NK: Usei o termo “rústico” sem querer, mas vou aproveitar para aprofundar o raciocínio. A escolha do programa se deu por hábito, familiaridade, e por oferecer as ferramentas necessárias para realizar uma fusão manual-digital entre as imagens que compõem A Anunciação dos Anjos Digitais (2022). É curioso pensar em métodos “artesanais” de trabalhar com um programa de computador, que por si só já é repleto de mecanismos inteligentes e automatizados. Os sistemas de IA em desenvolvimento hoje em dia, com atualizações intermináveis e modos de operação ocultos, ganham os holofotes e provocam um deslumbramento que me desperta dúvidas. Há incontáveis sistemas digitais que em pouco tempo caíram em desuso, uma série de mídias, programas e procedimentos que não tiveram tempo suficiente de existir e de gerar reflexão. Essas lacunas são uma questão filosófica importante para mim e isso repercute em meu trabalho. Parece que há algo errado quando percebo que websites, jogos e conteúdos que compuseram o imaginário da minha infância no início dos anos 2000 estão sendo apagados rápida e silenciosamente, sem deixar registros. É um efeito de percepção que torna o passado recente mais distante e o futuro próximo mais presente.

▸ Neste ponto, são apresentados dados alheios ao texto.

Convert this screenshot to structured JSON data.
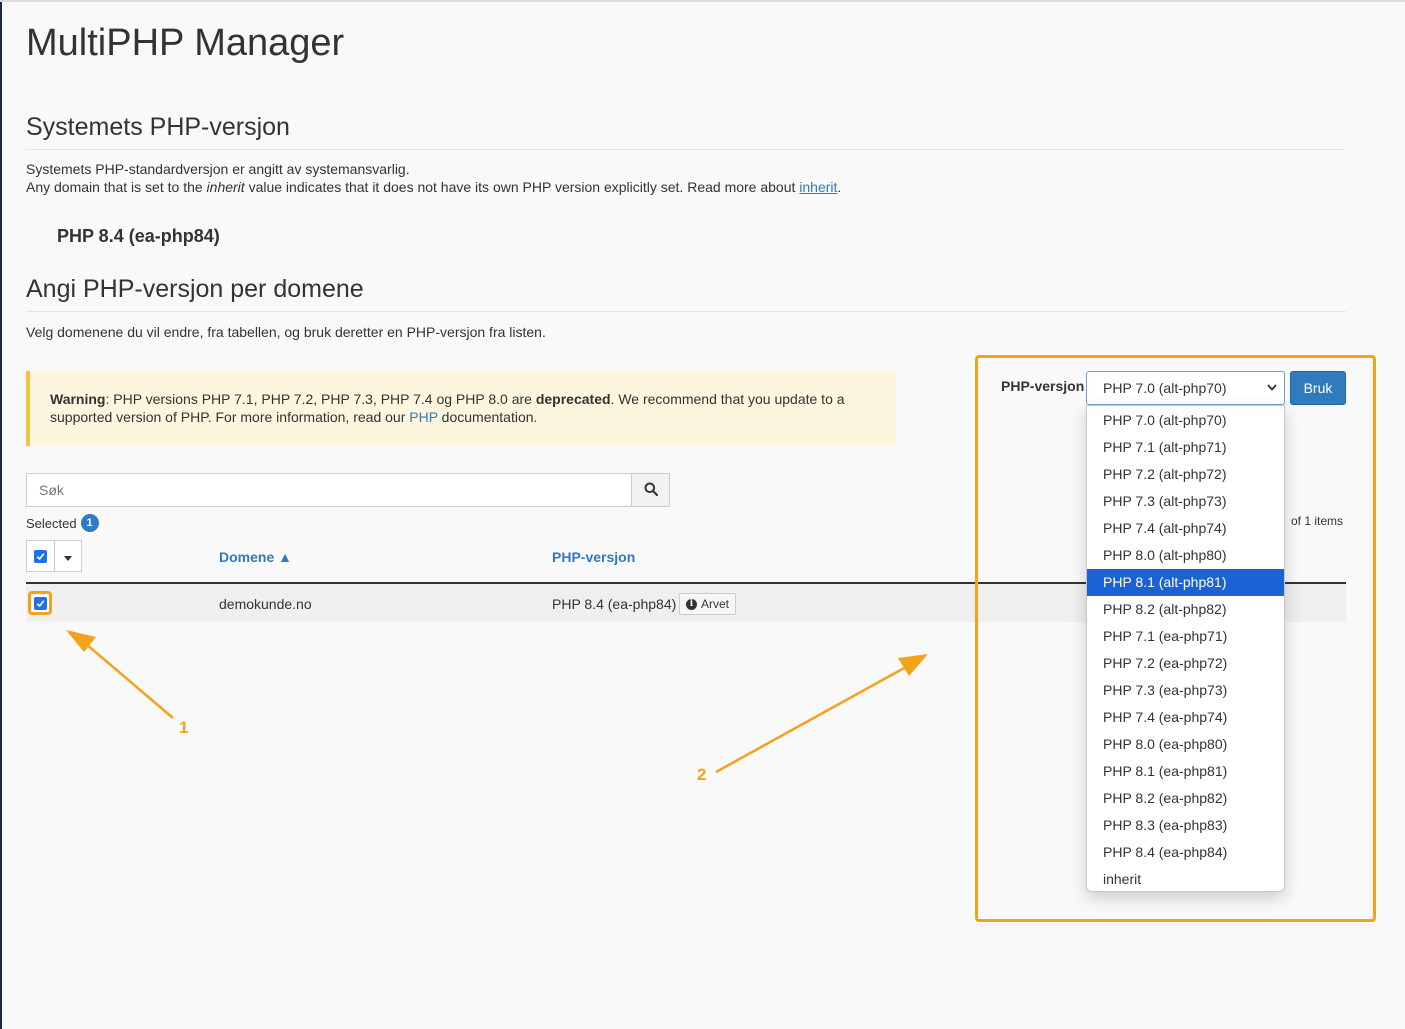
{
  "page": {
    "title": "MultiPHP Manager"
  },
  "system_section": {
    "title": "Systemets PHP-versjon",
    "line1": "Systemets PHP-standardversjon er angitt av systemansvarlig.",
    "line2_prefix": "Any domain that is set to the ",
    "line2_em": "inherit",
    "line2_mid": " value indicates that it does not have its own PHP version explicitly set. Read more about ",
    "line2_link": "inherit",
    "line2_suffix": ".",
    "current_version": "PHP 8.4 (ea-php84)"
  },
  "domain_section": {
    "title": "Angi PHP-versjon per domene",
    "description": "Velg domenene du vil endre, fra tabellen, og bruk deretter en PHP-versjon fra listen."
  },
  "warning": {
    "strong": "Warning",
    "text1": ": PHP versions PHP 7.1, PHP 7.2, PHP 7.3, PHP 7.4 og PHP 8.0 are ",
    "deprecated": "deprecated",
    "text2": ". We recommend that you update to a supported version of PHP. For more information, read our ",
    "link": "PHP",
    "text3": " documentation."
  },
  "search": {
    "placeholder": "Søk",
    "icon": "search-icon"
  },
  "selection": {
    "label": "Selected",
    "count": "1"
  },
  "table": {
    "columns": {
      "domain": "Domene ▲",
      "php": "PHP-versjon"
    },
    "rows": [
      {
        "domain": "demokunde.no",
        "php": "PHP 8.4 (ea-php84)",
        "badge": "Arvet",
        "checked": true
      }
    ],
    "items_text": "of 1 items"
  },
  "php_selector": {
    "label": "PHP-versjon",
    "selected": "PHP 7.0 (alt-php70)",
    "apply_label": "Bruk",
    "options": [
      "PHP 7.0 (alt-php70)",
      "PHP 7.1 (alt-php71)",
      "PHP 7.2 (alt-php72)",
      "PHP 7.3 (alt-php73)",
      "PHP 7.4 (alt-php74)",
      "PHP 8.0 (alt-php80)",
      "PHP 8.1 (alt-php81)",
      "PHP 8.2 (alt-php82)",
      "PHP 7.1 (ea-php71)",
      "PHP 7.2 (ea-php72)",
      "PHP 7.3 (ea-php73)",
      "PHP 7.4 (ea-php74)",
      "PHP 8.0 (ea-php80)",
      "PHP 8.1 (ea-php81)",
      "PHP 8.2 (ea-php82)",
      "PHP 8.3 (ea-php83)",
      "PHP 8.4 (ea-php84)",
      "inherit"
    ],
    "highlighted_option": "PHP 8.1 (alt-php81)"
  },
  "annotations": {
    "step1": "1",
    "step2": "2",
    "color": "#f5a21b"
  },
  "colors": {
    "accent": "#2e7bbd",
    "warning_bg": "#fcf6de",
    "warning_border": "#f3c344",
    "annotation": "#f5a21b",
    "option_highlight": "#1a62d6"
  }
}
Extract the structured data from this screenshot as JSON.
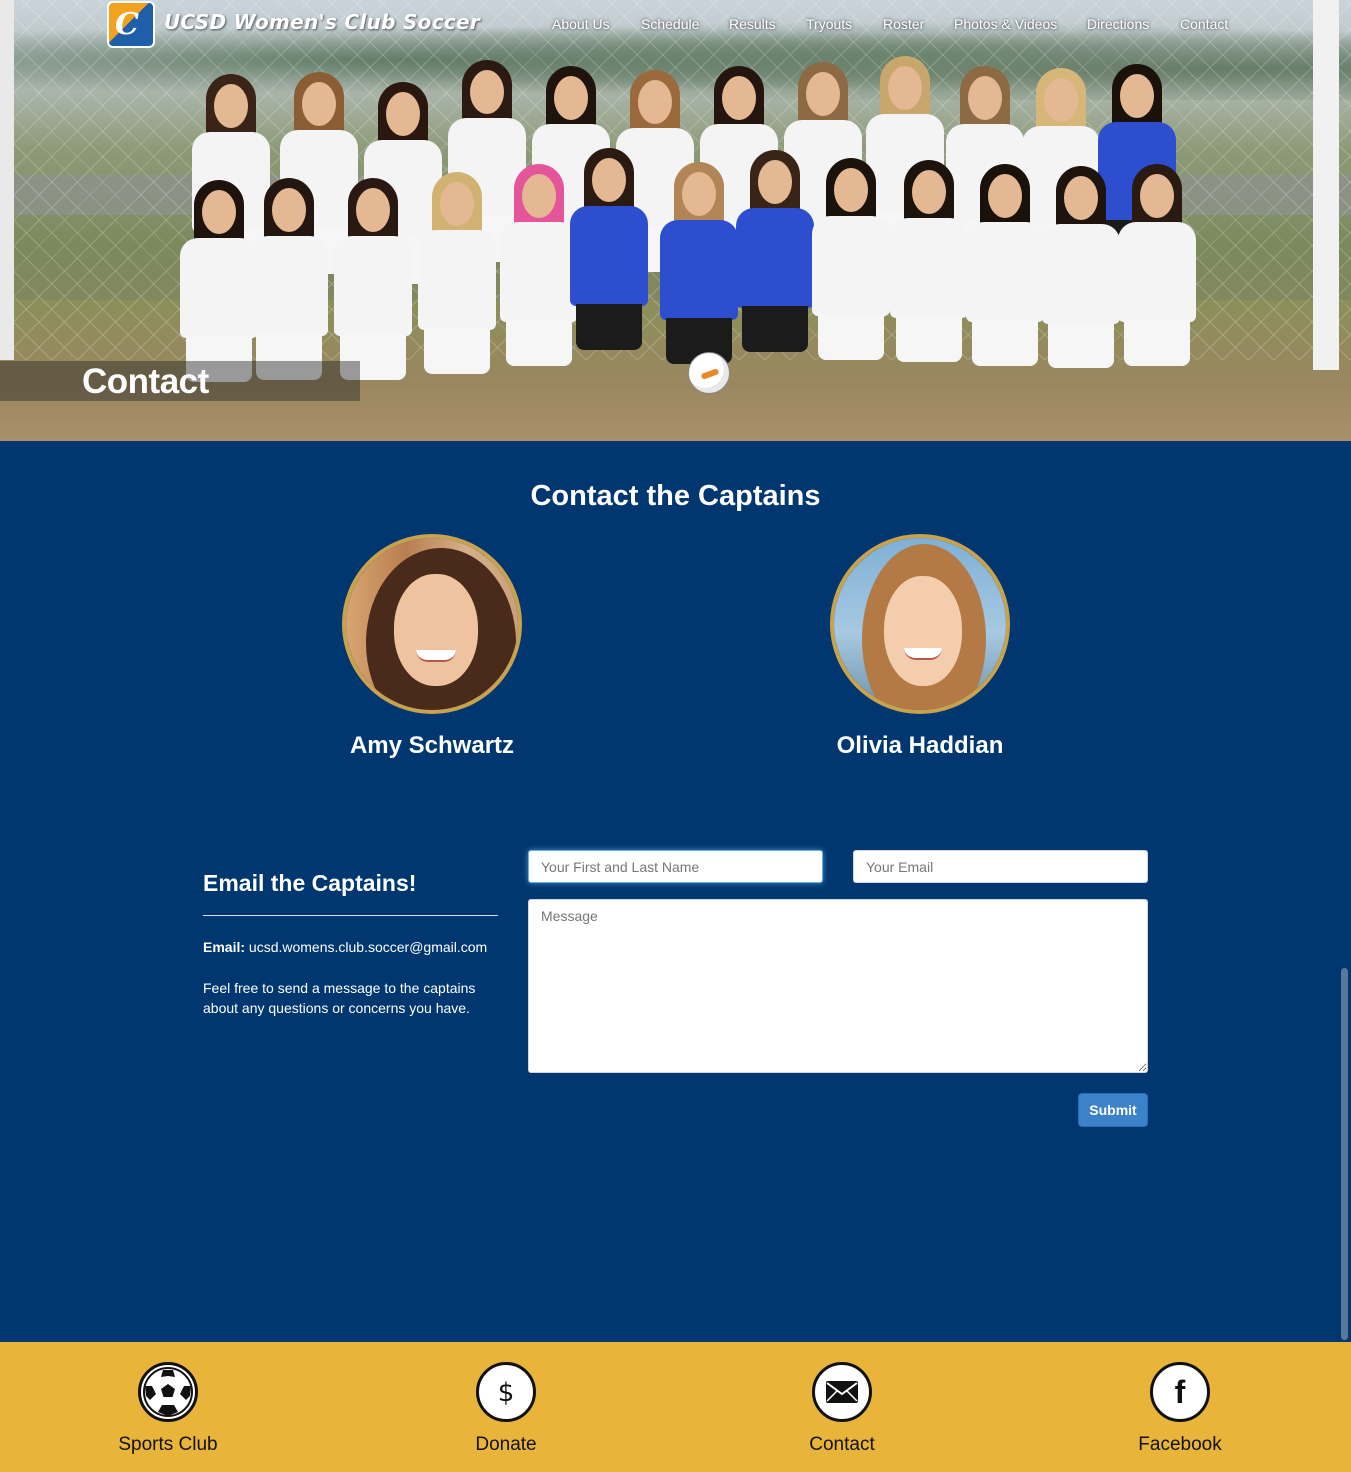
{
  "brand": {
    "logo_letter": "C",
    "name": "UCSD Women's Club Soccer"
  },
  "nav": {
    "items": [
      "About Us",
      "Schedule",
      "Results",
      "Tryouts",
      "Roster",
      "Photos & Videos",
      "Directions",
      "Contact"
    ]
  },
  "hero": {
    "title": "Contact"
  },
  "captains": {
    "heading": "Contact the Captains",
    "people": [
      {
        "name": "Amy Schwartz"
      },
      {
        "name": "Olivia Haddian"
      }
    ]
  },
  "email": {
    "heading": "Email the Captains!",
    "email_label": "Email:",
    "email_value": "ucsd.womens.club.soccer@gmail.com",
    "note": "Feel free to send a message to the captains about any questions or concerns you have."
  },
  "form": {
    "name_placeholder": "Your First and Last Name",
    "email_placeholder": "Your Email",
    "message_placeholder": "Message",
    "submit_label": "Submit"
  },
  "footer": {
    "items": [
      {
        "label": "Sports Club",
        "icon": "soccer-ball-icon"
      },
      {
        "label": "Donate",
        "icon": "dollar-icon"
      },
      {
        "label": "Contact",
        "icon": "envelope-icon"
      },
      {
        "label": "Facebook",
        "icon": "facebook-icon"
      }
    ]
  },
  "colors": {
    "navy": "#003770",
    "gold": "#e8b43a",
    "frame": "#c8a24c",
    "button": "#3b82c9"
  }
}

Estamos imersos em bolhas algorítmicas, que acabam modelando nossos padrões estéticos e de comportamento, entre outros. De que forma isso se reflete na sua produção?

NK: Isso se dá em forma de inquietação e substrato para pesquisa. As chaves possíveis para decodificar esse fenômeno são diversas; eu me interesso especialmente pela ideia da imagem digital como meio de transporte de crenças ancestrais para tecnologias contemporâneas. O tráfego dessas imagens, dentro de limites impostos ou escapando deles, é parte dessa reflexão. Nesse emaranhado de tensões entre fantasmas e avatares, memórias e dados, encontro muitas questões em aberto.

O contexto e o conteúdo da net art convive com variáveis que alteram as formas de recepção, percepção e experiência, reconfigurando os ambientes expositivos tradicionais e o acesso à arte. Como você avalia os projetos artísticos virtuais?

NK: Há uma complexidade inerente à circulação de informações, que é própria dos meios digitais e que faz parte, também, da net art. Cada espaço escolhido para abrigar um trabalho estabelece um sistema específico de navegação e interação. Atualmente, a navegação online confunde-se com a navegação pelas redes sociais. Escapar da lógica desses ecossistemas passa por escapar desses ecossistemas em si, ocupando espaços não (mais) hegemônicos, tais como websites particulares. Nesse sentido, a net art assume papel fundamental ao permitir experimentações com essas alternativas. Para circular pelas redes sociais, por exemplo, como forma de divulgação, o trabalho A Anunciação dos Anjos Digitais (2022) teria que ser adaptado para isso. É uma problemática conceitual e formal que se apresenta como uma negociação constante: ocupar circuitos mais acessados, estabelecendo um diálogo mais amplo com as pessoas e públicos que participam deles, ou contornar esses circuitos para escapar da lógica predominante e explorar caminhos menos percorridos?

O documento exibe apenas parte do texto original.